The portals rewrite that's in CVS reduces the number of objects. Reducing them further would reduce the flexibility and usefulness of the portal system.
The permission system has nothing to do with acs-rels, so I don't understand the question.
Relational segments and groups do use the acs-rels portion of the datamodel, and I'd agree that there is no need in most (but not all) cases for each row in a relationship to be an object. I wouldn't object to a rewrite of those two features to use non-object private tables to store the party-[group/rel] relationships. Groups and relsegs themselves must be objects so we can use permissions on them to determine who can add or delete members, etc.
If I'd been more ambitious when I added denormalized tables to speed permission checking I might've tackled this myself. However relsegs and groups provide fairly sophisticated functionality and a wide variety of views so a rewrite (including upgrade scripts) might be somewhat ambitious.
An example of when the fact that every row in a relationship is an object, and therefore visible to permissions, would be a general ratings system. Each rating would be a row in acs-rels, and permissions would govern who could edit or delete existing ratings.
So we don't want to toss out acs-rels entirely.
On the other hand, I don't see that the object cost of acs-rels as being a major concern. Though I'd be open to a rewrite of relsegs and groups that doesn't use acs-rels but rather a private relationship system, I don't think there's much bang-for-the-buck to be gained here.

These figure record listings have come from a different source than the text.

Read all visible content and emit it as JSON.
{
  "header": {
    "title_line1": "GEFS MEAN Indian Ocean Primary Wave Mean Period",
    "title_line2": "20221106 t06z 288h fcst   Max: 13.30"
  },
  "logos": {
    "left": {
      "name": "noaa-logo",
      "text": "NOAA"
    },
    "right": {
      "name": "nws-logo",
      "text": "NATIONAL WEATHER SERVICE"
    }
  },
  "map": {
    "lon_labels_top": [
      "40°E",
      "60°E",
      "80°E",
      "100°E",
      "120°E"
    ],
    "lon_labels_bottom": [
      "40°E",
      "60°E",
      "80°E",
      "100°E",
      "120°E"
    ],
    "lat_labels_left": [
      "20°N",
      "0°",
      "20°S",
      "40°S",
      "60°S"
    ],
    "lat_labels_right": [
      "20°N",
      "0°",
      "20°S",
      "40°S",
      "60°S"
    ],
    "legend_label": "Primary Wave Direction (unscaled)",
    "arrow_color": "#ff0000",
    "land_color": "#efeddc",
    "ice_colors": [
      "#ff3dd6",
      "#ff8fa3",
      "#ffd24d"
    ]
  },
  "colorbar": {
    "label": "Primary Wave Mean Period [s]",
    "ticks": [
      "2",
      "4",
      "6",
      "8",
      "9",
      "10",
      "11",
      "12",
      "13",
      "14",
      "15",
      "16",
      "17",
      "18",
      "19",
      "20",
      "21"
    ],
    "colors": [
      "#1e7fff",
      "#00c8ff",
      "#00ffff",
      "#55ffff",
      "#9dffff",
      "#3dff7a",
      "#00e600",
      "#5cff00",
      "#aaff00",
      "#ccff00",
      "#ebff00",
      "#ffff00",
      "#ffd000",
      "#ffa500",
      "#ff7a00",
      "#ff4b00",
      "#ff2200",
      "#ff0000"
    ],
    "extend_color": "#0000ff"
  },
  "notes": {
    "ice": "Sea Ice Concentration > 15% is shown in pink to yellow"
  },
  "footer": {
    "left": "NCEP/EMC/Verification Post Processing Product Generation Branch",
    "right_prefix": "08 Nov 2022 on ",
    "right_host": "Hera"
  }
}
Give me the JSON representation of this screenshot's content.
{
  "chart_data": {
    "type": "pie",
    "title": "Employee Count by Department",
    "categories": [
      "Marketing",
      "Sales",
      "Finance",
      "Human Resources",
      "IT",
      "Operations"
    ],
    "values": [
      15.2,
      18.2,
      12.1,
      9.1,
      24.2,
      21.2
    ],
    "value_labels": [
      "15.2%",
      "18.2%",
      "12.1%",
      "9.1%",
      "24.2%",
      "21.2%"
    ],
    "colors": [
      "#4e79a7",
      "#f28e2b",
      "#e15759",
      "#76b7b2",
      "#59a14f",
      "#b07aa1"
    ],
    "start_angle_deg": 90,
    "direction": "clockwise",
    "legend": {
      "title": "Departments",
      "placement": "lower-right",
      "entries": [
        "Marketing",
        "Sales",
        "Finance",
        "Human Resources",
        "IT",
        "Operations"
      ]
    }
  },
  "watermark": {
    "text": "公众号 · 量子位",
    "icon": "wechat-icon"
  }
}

A million rows should be no big deal. This is particularly true in Oracle (Postgres has a fairly high per-row overhead.) Even in PG you're talking 200-300 MB max for this table. Presumably if you're going to support 500,000 users you understand that you need many GB RAM no matter what technology you choose, and that getting rid of acs-objects isn't going to make that need go away.
Now one thing you *can* do is to not join against the acs-objects table unless you actually need the information that is stored there. It is joining not access per se that generates costs that build up. Identifying queries that are slow and optimizing them by various means is where you'll most impact performance IMO.
Back to permissions ... there's evidence posted by Dirk Gomez that makes us think that adding a denormalized hierarchy table that exists in PG but not Oracle would speed performance.
Also getting rid of all these silly foo_read, foo_write private permissions that are children of read and write, and just using read and write directly would help permissions run faster. I just did this recently for the port of the 3.x events package.